GM was served with a class-action suit. The suit comes from users of 2007 and 2008 Impalas. The case claims that faulty rear spindle rods are causing wheels to wear too quickly. In 2008 General Motors tackled the matter for Impalas sold as law enforcement vehicles, but not to consumer car owners. The suit could cost the business millions. The business may even require installment loans to pay for it all.
Faulty spindle rods
Last week, a lawsuit was filed in Detroit federal court. It said the cars would, due to the faulty rear spindle rods, make wheels to wear prematurely as the alignment would get off.
“Despite having knowledge of this premature wear problem, (GM) has not recalled the subject cars, which has required class members to pay the cost of fixing the defective spindle rods as well as for replacement tires and realignment,” the law suit states.
The suit was submitted by Donna Trusky in Blakely, Pa. She wants the faulty rods to be fixed by General Motors. Right now, she is the only person in the lawsuit.
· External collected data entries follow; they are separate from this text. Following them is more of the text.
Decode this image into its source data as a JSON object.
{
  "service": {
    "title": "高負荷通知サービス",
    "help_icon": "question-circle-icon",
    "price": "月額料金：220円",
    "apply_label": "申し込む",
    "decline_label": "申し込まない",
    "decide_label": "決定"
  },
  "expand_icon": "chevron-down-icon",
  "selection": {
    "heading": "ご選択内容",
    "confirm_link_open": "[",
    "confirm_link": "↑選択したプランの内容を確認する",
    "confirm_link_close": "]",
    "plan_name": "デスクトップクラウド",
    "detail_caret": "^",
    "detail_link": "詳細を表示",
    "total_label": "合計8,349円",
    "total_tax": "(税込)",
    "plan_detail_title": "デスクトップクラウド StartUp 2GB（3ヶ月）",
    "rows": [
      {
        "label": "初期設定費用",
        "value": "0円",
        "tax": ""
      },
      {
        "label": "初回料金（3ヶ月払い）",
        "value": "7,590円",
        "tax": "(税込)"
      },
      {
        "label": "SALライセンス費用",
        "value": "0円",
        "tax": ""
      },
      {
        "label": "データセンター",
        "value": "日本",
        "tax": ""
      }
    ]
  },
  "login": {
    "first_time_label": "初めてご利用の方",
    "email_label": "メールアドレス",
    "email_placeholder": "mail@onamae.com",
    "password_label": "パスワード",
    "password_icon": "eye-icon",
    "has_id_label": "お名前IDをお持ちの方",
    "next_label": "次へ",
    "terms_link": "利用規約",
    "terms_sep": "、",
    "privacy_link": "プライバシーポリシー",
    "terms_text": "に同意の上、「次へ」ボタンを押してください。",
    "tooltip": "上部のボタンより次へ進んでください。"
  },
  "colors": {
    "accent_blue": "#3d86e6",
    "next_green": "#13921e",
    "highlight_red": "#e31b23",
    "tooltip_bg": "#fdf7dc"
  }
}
Only 6,000 miles before replacing
In Feb. 2008, Trusky bought her Impala. She states she only drove 6,000 miles before having to replace them. The issue of the spindle rod was not disclosed although the dealership exchanged the tires and aligned the vehicle. In November, Trusky failed an annual inspection due to wear on the rear tires. She still hadn’t driven over 25,000 miles. She had not gone far. Trusky said she got concerned when she heard about the 2008 recall of the police versions of the Impala. It was a GM bulletin she read that gave her the information.
Other customers complain
In 2007 and 2008, over 400,000 Impalas were sold by General Motors. Lots of grievances have come from other owners with the lawsuit. There were two times one owner had to replace his tires. This was in less than two years also.
“(I) Was told by my dealership that GM knows about this problem and has come out with a … kit to fix problem, but I had to purchase it. Excessive wear is a safety problem, and I guess people have to die for action to be taken.”
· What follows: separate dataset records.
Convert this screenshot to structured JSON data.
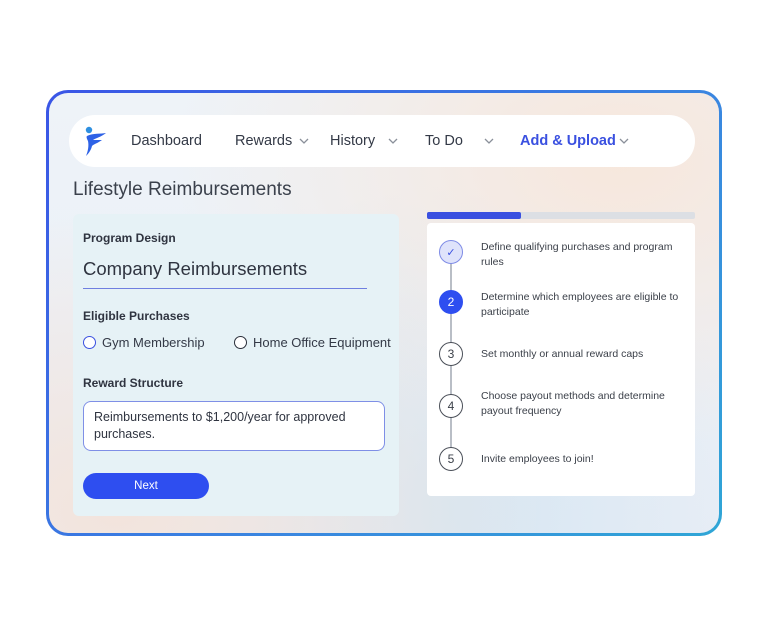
{
  "nav": {
    "items": [
      {
        "label": "Dashboard",
        "has_chevron": false
      },
      {
        "label": "Rewards",
        "has_chevron": true
      },
      {
        "label": "History",
        "has_chevron": true
      },
      {
        "label": "To Do",
        "has_chevron": true
      },
      {
        "label": "Add & Upload",
        "has_chevron": true,
        "active": true
      }
    ]
  },
  "page": {
    "title": "Lifestyle Reimbursements"
  },
  "form": {
    "program_design_label": "Program Design",
    "program_name": "Company Reimbursements",
    "eligible_label": "Eligible Purchases",
    "options": [
      "Gym Membership",
      "Home Office Equipment"
    ],
    "reward_label": "Reward Structure",
    "reward_text": "Reimbursements to $1,200/year for approved purchases.",
    "next_label": "Next"
  },
  "steps": {
    "progress_fraction": 0.35,
    "items": [
      {
        "marker": "✓",
        "state": "done",
        "text": "Define qualifying purchases and program rules"
      },
      {
        "marker": "2",
        "state": "current",
        "text": "Determine which employees are eligible to participate"
      },
      {
        "marker": "3",
        "state": "pending",
        "text": "Set monthly or annual reward caps"
      },
      {
        "marker": "4",
        "state": "pending",
        "text": "Choose payout methods and determine payout frequency"
      },
      {
        "marker": "5",
        "state": "pending",
        "text": "Invite employees to join!"
      }
    ]
  },
  "colors": {
    "accent": "#2e4ef0",
    "frame": "#3a55e6",
    "card": "#e6f2f6"
  },
  "icons": {
    "logo": "person-logo-icon",
    "chevron": "chevron-down-icon",
    "check": "check-icon"
  }
}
The National Highway Traffic Safety Administration got a complaint that said, “The vehicle has 45,000 miles on it and this is the second set of wheels in 6,000 miles.” A 2008 Impala with only 41,000 miles on it had to have wheels changed three times, one said.
Differences in law enforcement automobiles questioned
Consumers got a different version than law enforcement did with the Impala, General Motors said. This came from General Motors spokeswoman Carolyn Normandin who said the problem was only in law enforcement automobiles. She said that those automobiles have a different suspension system intended for the needs of law enforcement.
David Fink is the attorney on the suit. He said the spindle rods and rear wheels were not impacted by the modifications at all. “We do not think there is a meaningful difference in terms of the defect,” he explained.